Arrays can also be tuple members, allowing us to group together arrays into a single parameter. For example, we might write a kernel that accepts data bundled up in a struct-of-arrays-type (SoA) form:

In [34]:
@cuda.jit
def vector_magnitudes_soa(r, v):
    i = cuda.grid(1)
    if i >= len(r):
        return
    
    r[i] = math.sqrt(v[0][i] ** 2 + v[1][i] ** 2)

Number of elements, and space for the results:

In [35]:
N = 32
r = np.zeros(N)

An SoA vector structure:

In [36]:
np.random.seed(1) # For reproducibility between notebook runs
vx = np.random.rand(N)
vy = np.random.rand(N)
v = (vx, vy)

We can pass v to the kernel rather than needing to pass vx and vy individually:

In [37]:
vector_magnitudes_soa[1, N](r, v)

Our result:

In [38]:
print(r)
[1.04472949 0.89617665 0.69187712 0.43698409 0.70201198 0.83971806
 0.18715589 0.82591084 1.06549082 0.92199529 0.50435392 1.04522133
 0.22903347 0.98574786 0.90900818 0.73193985 0.50691019 0.57362161
 0.14171652 0.70715054 0.82823808 1.00401469 0.58299133 0.6943761
 1.04769698 0.90655963 0.59541039 0.70084737 0.19827937 0.97086385
 0.70132994 0.59065734]

The cube root intrinsic

A new instrinsic, cuda.cbrt provides an efficient way to compute a cube root for float32 and float64 values.

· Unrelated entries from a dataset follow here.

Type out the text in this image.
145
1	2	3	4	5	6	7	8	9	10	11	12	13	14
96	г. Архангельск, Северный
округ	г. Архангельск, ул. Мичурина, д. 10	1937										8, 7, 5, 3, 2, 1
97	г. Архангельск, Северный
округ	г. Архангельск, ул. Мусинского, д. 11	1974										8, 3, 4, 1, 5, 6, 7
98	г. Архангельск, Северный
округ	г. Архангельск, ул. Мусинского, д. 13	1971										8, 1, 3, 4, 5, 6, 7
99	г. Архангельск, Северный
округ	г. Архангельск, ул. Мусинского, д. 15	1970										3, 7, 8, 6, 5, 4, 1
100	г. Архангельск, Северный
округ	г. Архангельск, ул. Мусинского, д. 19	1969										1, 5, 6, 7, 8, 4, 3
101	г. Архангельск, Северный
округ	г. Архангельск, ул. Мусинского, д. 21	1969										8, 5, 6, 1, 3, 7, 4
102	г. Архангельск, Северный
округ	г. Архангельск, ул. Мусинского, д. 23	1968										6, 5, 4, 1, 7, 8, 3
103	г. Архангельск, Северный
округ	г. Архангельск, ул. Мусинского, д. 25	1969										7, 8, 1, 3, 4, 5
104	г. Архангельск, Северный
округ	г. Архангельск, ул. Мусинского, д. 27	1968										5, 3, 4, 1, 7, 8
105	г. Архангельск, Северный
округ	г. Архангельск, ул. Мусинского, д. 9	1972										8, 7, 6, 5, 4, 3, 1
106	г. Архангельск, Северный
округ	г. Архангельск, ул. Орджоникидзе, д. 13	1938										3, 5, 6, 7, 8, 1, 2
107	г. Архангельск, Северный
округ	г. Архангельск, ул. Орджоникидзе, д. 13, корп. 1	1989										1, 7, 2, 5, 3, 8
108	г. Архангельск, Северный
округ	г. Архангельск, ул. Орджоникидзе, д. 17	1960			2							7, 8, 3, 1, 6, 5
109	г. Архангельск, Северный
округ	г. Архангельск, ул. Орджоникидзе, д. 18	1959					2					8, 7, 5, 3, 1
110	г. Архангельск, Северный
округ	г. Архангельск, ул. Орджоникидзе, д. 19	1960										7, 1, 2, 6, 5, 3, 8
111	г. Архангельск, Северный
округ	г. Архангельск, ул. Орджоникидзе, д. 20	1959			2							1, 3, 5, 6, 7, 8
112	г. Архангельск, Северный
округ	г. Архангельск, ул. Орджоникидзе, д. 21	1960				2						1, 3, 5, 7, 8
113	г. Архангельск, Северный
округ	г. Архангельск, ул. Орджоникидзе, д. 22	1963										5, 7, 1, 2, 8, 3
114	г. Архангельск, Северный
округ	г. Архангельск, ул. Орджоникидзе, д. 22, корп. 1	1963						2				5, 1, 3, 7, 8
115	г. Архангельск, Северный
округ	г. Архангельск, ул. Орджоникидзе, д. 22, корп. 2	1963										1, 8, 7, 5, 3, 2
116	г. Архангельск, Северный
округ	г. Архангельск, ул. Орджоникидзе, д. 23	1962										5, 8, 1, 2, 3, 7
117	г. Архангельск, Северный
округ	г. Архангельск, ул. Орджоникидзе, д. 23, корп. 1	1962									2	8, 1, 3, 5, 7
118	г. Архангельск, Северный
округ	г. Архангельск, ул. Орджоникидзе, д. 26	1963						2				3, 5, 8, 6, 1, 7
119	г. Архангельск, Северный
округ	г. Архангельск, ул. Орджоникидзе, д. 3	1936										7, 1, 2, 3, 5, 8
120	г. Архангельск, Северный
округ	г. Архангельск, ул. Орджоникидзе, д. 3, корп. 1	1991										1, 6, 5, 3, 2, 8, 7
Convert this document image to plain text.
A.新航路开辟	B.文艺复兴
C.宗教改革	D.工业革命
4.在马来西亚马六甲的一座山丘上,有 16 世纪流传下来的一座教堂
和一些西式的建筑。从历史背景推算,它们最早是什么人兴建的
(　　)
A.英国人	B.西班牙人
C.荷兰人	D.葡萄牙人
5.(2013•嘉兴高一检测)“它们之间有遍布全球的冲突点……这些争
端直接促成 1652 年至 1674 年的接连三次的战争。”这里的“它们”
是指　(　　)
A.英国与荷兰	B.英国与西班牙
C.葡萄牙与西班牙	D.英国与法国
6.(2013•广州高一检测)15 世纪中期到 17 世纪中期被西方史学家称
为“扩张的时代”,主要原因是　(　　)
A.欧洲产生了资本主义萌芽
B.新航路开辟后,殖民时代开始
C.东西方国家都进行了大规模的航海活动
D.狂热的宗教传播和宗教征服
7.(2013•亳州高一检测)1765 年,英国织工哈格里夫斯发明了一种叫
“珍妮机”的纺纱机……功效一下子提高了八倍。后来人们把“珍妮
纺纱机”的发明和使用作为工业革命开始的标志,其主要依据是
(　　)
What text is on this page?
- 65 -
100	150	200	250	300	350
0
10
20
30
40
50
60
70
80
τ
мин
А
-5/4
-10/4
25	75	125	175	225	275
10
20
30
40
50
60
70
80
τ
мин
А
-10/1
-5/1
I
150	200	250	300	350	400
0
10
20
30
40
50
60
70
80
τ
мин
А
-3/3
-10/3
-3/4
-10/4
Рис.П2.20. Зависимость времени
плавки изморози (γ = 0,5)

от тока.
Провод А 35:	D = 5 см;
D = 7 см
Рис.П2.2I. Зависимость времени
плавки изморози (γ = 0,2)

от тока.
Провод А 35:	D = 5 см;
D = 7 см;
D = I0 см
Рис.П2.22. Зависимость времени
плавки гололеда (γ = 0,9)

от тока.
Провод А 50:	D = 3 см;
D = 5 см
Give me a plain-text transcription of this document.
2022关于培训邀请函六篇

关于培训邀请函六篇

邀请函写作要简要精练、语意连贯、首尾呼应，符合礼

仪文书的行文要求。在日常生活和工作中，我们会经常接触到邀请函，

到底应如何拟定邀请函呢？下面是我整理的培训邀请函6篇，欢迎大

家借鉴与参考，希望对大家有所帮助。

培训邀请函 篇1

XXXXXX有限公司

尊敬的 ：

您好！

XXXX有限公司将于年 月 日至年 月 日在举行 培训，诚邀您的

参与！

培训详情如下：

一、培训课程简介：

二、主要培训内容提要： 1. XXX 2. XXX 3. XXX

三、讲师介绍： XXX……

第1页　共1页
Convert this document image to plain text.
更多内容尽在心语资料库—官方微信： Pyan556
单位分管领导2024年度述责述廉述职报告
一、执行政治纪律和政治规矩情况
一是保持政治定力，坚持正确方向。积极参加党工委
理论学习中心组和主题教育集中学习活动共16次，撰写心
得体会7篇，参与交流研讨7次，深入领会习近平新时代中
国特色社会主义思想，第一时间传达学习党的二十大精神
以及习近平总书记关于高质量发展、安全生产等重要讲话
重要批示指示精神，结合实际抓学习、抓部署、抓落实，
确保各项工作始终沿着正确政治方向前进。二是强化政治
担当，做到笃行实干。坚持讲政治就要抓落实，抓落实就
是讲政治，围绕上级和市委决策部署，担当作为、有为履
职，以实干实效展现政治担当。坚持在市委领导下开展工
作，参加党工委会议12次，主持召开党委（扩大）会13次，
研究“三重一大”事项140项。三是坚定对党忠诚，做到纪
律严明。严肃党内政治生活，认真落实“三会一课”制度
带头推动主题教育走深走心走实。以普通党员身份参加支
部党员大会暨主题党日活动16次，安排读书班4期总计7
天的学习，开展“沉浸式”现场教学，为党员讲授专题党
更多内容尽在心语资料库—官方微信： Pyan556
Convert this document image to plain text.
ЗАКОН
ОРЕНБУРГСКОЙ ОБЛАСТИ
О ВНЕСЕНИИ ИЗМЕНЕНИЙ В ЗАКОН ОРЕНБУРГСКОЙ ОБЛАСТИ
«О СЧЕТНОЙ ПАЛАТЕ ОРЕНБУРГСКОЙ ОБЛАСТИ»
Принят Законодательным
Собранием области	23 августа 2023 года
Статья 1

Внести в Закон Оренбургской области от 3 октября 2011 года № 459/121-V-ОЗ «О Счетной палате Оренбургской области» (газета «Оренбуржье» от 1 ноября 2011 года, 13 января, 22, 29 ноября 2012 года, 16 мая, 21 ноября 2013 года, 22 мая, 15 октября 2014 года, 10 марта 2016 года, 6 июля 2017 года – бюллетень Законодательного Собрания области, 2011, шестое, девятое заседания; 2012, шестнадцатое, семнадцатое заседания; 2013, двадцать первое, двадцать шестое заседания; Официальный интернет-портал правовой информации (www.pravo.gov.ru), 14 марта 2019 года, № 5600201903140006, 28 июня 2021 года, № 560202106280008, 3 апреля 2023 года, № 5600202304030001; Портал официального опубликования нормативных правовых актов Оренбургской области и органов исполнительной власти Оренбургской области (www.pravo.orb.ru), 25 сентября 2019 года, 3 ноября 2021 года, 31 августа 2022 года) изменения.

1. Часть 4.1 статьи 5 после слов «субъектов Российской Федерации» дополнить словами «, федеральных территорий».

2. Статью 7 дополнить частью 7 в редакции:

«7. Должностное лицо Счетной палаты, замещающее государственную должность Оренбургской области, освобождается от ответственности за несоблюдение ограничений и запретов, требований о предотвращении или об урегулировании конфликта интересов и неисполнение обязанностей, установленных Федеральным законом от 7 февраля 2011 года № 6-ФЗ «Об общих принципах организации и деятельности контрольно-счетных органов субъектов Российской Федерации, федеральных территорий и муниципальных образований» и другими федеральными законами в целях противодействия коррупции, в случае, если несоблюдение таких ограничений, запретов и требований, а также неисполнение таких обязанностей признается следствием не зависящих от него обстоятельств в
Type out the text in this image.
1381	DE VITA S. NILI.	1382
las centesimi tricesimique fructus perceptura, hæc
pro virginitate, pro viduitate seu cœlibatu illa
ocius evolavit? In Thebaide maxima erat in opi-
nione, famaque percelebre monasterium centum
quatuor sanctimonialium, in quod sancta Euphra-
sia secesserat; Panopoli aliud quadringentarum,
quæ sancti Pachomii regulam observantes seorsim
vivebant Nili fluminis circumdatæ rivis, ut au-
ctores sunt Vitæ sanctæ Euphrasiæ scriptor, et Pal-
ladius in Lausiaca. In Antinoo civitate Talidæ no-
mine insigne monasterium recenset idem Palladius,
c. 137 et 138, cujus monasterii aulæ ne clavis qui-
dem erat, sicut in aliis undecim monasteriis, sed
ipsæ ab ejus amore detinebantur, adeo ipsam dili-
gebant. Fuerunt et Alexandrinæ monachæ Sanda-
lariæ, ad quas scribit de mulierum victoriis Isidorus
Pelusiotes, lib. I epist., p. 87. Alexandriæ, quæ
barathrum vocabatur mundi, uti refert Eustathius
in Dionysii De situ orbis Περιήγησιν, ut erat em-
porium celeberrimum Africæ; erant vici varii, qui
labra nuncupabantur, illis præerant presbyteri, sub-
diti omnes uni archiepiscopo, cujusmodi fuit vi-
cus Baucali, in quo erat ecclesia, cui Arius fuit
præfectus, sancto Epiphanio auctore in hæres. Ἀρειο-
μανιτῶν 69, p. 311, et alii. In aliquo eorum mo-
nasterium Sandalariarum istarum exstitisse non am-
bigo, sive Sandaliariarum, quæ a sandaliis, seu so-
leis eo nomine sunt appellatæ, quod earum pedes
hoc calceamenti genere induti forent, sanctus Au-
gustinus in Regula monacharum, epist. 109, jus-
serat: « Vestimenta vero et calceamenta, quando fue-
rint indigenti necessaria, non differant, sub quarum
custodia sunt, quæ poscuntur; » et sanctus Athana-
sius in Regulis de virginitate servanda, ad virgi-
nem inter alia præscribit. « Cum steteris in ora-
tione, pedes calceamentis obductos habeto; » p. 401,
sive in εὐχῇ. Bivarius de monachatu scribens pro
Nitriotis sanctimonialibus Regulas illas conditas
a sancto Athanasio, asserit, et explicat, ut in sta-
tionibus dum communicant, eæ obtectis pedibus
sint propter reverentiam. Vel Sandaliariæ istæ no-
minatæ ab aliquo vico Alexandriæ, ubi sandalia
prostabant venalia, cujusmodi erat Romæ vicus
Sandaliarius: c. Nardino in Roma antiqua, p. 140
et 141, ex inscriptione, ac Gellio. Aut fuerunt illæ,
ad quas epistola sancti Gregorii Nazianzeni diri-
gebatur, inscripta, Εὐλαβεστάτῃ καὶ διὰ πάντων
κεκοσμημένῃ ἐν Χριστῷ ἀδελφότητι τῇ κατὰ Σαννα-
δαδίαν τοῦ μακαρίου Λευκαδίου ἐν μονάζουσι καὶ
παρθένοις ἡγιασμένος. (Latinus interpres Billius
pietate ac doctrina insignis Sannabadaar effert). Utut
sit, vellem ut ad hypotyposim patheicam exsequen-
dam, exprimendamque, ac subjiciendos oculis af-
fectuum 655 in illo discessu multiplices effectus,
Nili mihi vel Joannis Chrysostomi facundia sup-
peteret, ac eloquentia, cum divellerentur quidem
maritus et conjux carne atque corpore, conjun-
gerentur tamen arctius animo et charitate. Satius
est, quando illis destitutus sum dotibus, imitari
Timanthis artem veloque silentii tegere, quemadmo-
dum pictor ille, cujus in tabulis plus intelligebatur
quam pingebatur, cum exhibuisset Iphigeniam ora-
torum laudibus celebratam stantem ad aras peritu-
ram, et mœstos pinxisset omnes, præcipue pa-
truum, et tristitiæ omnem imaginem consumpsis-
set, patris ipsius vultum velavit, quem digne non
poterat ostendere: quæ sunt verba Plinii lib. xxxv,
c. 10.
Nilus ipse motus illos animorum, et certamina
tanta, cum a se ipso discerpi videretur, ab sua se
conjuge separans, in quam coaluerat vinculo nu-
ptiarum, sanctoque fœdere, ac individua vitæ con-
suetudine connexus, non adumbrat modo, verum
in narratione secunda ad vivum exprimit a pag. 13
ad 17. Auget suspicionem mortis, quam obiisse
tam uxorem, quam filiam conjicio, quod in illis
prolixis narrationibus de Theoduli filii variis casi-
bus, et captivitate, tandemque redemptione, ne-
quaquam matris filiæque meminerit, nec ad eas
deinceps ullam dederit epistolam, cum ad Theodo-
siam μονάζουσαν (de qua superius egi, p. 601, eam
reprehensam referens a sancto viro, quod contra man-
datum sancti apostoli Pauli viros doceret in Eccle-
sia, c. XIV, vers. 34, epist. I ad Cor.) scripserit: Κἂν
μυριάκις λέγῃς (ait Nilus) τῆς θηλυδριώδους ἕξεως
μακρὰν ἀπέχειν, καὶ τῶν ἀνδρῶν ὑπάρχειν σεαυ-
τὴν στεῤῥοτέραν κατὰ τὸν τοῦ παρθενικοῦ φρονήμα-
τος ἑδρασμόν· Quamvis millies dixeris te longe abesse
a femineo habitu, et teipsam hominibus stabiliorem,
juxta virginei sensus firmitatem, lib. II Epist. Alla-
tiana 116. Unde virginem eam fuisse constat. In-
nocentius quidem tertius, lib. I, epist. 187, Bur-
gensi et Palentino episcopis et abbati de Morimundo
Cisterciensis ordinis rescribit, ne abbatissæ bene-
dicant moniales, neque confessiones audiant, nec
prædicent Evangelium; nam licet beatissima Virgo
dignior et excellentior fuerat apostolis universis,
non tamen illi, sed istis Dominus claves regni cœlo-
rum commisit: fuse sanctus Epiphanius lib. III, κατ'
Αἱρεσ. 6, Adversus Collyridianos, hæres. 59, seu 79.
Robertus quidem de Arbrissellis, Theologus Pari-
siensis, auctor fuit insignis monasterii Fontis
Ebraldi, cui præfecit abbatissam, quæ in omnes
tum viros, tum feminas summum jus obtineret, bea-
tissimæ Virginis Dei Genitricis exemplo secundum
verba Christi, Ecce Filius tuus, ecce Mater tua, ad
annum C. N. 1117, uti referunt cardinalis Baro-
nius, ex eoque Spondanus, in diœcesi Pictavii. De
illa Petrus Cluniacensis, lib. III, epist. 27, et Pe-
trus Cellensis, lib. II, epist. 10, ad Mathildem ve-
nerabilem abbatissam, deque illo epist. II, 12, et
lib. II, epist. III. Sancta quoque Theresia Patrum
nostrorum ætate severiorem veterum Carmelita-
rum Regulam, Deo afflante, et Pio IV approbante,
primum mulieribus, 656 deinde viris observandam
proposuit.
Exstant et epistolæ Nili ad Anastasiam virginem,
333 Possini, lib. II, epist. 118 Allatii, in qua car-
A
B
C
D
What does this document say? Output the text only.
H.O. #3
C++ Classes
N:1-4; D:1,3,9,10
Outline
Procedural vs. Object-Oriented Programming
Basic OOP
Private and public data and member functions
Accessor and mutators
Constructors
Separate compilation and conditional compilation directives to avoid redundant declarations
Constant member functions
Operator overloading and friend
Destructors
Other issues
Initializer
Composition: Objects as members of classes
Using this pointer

Optimized functions from NVIDIA's libdevice library (__nv_cbrt and __nv_cbrtf) underlie its implementation.

For comparison, we'll define a kernel that implements cube root using a standard mathematical form, and another one using the intrinsic:

In [39]:
@cuda.jit
def cube_root(r, x):
    for i in range(cuda.grid(1), cuda.gridsize(1), len(r)):
        r[i] = x[i] ** (1.0 / 3.0)
    
@cuda.jit
def intrinsic_cube_root(r, x):
    for i in range(cuda.grid(1), cuda.gridsize(1), len(r)):
        r[i] = cuda.cbrt(x[i])

Then we'll set up some data to test with:

In [40]:
# Array size and data type
N = 2 ** 16
dtype = np.float32

np.random.seed(1)
x = np.random.rand(N).astype(dtype) * 100
r = np.zeros_like(x)

n_threads = 256
n_blocks = N // n_threads

# Copy data to device so we can time the kernel execution only
d_r_normal = cuda.to_device(r)
d_r_fast = cuda.to_device(r)
d_x = cuda.to_device(x)

Now we'll define functions to time for benchmarking. We need to synchronize with the device after the kernel launch to ensure we capture the execution time of the kernel and not just the time spent by the CPU launching the kernel:

In [41]:
def run_normal():    
    cube_root[n_blocks, n_threads](d_r_normal, d_x)
    cuda.synchronize()

def run_fast():
    intrinsic_cube_root[n_blocks, n_threads](d_r_fast, d_x)
    cuda.synchronize()

Now let's time both versions:

In [42]:
%timeit run_normal()
%timeit run_fast()
76.2 µs ± 322 ns per loop (mean ± std. dev. of 7 runs, 10000 loops each)
55.5 µs ± 134 ns per loop (mean ± std. dev. of 7 runs, 10000 loops each)

The results agree to six decimal places with float32 data (this is likely to be a reasonable expectation for most use cases):

In [43]:
rtol=1.0e-6
h_r_normal = d_r_normal.copy_to_host()
h_r_fast = d_r_fast.copy_to_host()
np.testing.assert_allclose(h_r_normal, h_r_fast, rtol=rtol)
print(f"Results are in agreement to a relative tolerance of {rtol}.")
Results are in agreement to a relative tolerance of 1e-06.